In the Pacific Northwest, for example, environmentalist efforts to limit logging in old growth forests and protect the endangered spotted owl created an angry backlash among lumber workers. In another instance, the Laborers Union and the Plumbers and Pipefitters Union have bitterly denounced environmental opposition to building the proposed Keystone XL Pipeline. Rhetoric can fly in such clashes, with union members caricaturing environmentalists as upper-middle class dilettantes who champion nature over people’s jobs and income, and environmentalists stereotyping union members as self-centered and indifferent to the environment.

Overcoming the Obstacles to Build Effective Partnerships

Experience and research reveal three steps to soften conflicts and enable mutually beneficial collaborations between trade unionists and environmentalists.

First, all parties need to take the time to hear and sincerely grasp one another’s concerns and standpoints. Environmentalists must understand that jobs are morally and materially central for union members, and grasp union concerns about employer exploitation. Trade unionists, in turn, must understand the values of environmentalists.

Secondly, collaboration requires credible leaders who can bridge standpoints and facilitate joint activities, leaders such as Tony Mazzocchi of the Oil, Chemicals, and Atomic Workers International Union. Inspired by Rachel Carson’s book Silent Spring, Mazzocchi built coalitions of scientists, health professionals, environmentalists and unions to bring about laws protecting occupational safety and health. Civically engaged scholars can play similar bridging roles.

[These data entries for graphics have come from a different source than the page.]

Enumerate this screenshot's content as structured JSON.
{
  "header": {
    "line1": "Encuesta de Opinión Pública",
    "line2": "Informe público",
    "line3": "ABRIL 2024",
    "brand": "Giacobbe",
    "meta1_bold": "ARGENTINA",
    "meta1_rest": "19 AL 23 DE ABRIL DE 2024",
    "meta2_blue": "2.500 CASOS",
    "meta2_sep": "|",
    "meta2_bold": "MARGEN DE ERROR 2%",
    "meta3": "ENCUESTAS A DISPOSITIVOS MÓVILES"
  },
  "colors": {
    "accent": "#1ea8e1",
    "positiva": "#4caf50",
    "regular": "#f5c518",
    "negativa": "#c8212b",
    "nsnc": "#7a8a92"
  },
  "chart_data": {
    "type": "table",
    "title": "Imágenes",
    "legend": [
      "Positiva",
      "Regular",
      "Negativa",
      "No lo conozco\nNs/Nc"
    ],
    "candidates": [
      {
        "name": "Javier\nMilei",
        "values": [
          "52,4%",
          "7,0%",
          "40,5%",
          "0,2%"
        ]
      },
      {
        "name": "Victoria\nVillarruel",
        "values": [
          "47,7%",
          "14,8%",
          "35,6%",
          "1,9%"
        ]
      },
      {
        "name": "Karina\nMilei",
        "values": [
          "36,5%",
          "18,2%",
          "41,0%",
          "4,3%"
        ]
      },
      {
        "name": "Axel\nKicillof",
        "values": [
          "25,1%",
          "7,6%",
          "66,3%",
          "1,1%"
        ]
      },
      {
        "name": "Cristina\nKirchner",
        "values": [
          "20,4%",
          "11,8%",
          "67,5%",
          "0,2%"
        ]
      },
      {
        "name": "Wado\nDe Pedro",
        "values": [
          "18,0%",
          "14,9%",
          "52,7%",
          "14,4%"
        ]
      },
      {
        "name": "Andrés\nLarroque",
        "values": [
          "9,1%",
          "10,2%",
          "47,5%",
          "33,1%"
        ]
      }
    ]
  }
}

Finally, unions and environmentalists must develop shared, inclusive frameworks focused on overlapping aspirations. The United Nations has broadened the idea of “sustainable development” to include a call for “life with dignity for all.” Leaders and members from both organizational worlds in the United States can agree that this requires safe high-wage jobs as well as environmental improvements. As earlier BlueGreen efforts have shown, with imagination and vision, trade unions and environmental groups can tackle challenges together to move America and the world toward a future of sustainable communities filled with quality jobs.